Big Data Big Questions: Learning to Become a Data Engineer?

Data Scientist for the past few years has been named the sexiest job in IT. However the Data Engineer is a huge part of the Big Data movement. The Data Engineer is one the top paying jobs in IT. On average the Data Engineer can make anywhere from 90K – 150K a year.

Data Engineers are responsible for moving large amounts of data, administering the Hadoop/Streaming/Analytics Cluster, and writing MapReduce/Spark/Flink/Scala/etc. jobs.

With all this excitement for Data Analytics and Data Engineers, how can you get involved in this community?
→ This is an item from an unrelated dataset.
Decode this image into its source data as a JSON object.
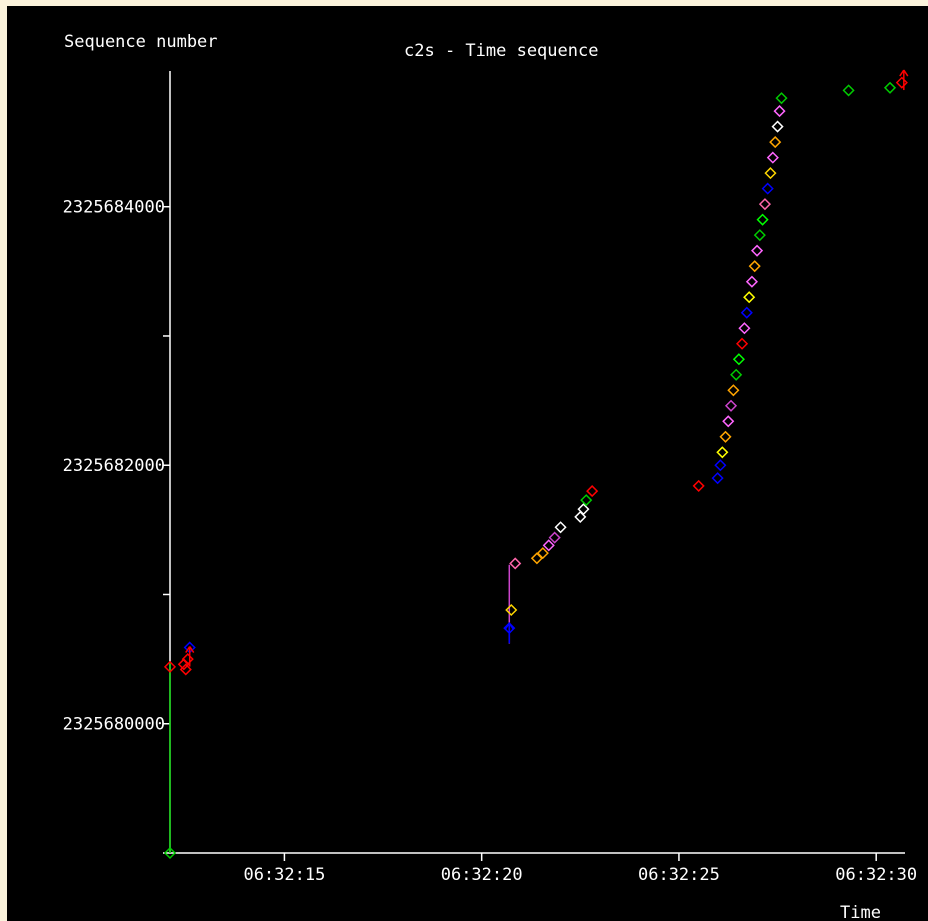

Ready to learn tips to becoming a Data Engineer? Checkout this video for tips to becoming a Data Engineer.

Transcript

Hi Folks, I’m Thomas Henson, with thomashenson.com, and welcome back to another episode of Big Data, Big Questions. Today’s question is: What are some tips for learning to become a better data engineer? Find out more right after this.

So, today’s episode is all about tips for learning to become a better data engineer. So, if you’re watching this, you’re probably concerned with, one, how can I start out becoming a data engineer? What are some ways that I can learn to become better? Or maybe you’re just looking to answer one specific question. But all those are encompassed in what we call the data engineer.

A data engineer is somebody who’s concerned with moving data in and out of Hadoop ecosystem, being able to give status scientists and data analysts better views into the data. So, we’re involved with the day-to-day interactions of how that data is coming in. Is it in how we’re ingesting that data? How are we creating those applications and tuning those applications so that the data comes in faster? All to support those business analysts, those business decisions, and data scientists in creating better models and having just more data to put their hands on.

And so, a lot of times what we’re always doing is we’re asked to take on a couple terabytes of data here, maybe implement and do all the configuration for your hives. You know, your hive implementation or HBase or anything that’s in that big data ecosystem. Some of the tips that I’ve found for just getting started, so if you’re brand new to this and you don’t know where to start, the first thing I would recommend is, go out and just download the sandboxes.

So, download Cloudera’s sandbox, or download Hortonworks’ sandbox and just start playing with it. Go through some of the tutorials. Stand up on your local machine in a VM environment, and just start playing with moving some of the data around. Find some sample data, so go to data.world. Also, I have a post and a video on where to find some data sets, so take those data sets in, start ingesting those. I have a ton of resources and a ton of material on just some simple examples that you can walk through with Pig, and some around Hive. So, go there and find some of those. But, basically what I’m saying is, just get hands-on. Start creating applications. Start trying to do some simple things like, ingest some data in, put it into Hive, and be able to create a table and pull some of that data out, and just maybe some simple Hive queries. And do the same thing with Pig, and just kind of go around to some of those applications that you’re curious about, and start playing with them.

Another thing is, is once you start playing, and sampling, and testing that data, get involved. By getting involved, just ask some questions, create a blog post, try to find a way that you can contribute back to the community. I mean, that’s what I did when I was first starting out. I started off with a sandbox, and what I did was, I took and made sure that every day for 30 minutes, I was learning something new in the Hadoop ecosystem. And so, that’s another tip for you too, is to take and try to do this 30 minutes a day, every day. Even Saturdays, Sundays. Don’t take a day off. And it’s only 30 minutes. And if it’s something that you’re passionate about, and you like doing, that time is just going to fly by. But over time, that’s just really going to give you more and more time in the Hadoop ecosystem. So, whether you’re doing this for a project at work, whether you’re already in the ecosystem and you’re just trying to improve, that 30 minutes a day is really going to help. And it’s something that I’ve continued to do, and continued to do, now, even though I’ve been in part of the community for three or four years now. It’s how I just continue to learn, so I make sure I’m always kind of pushing.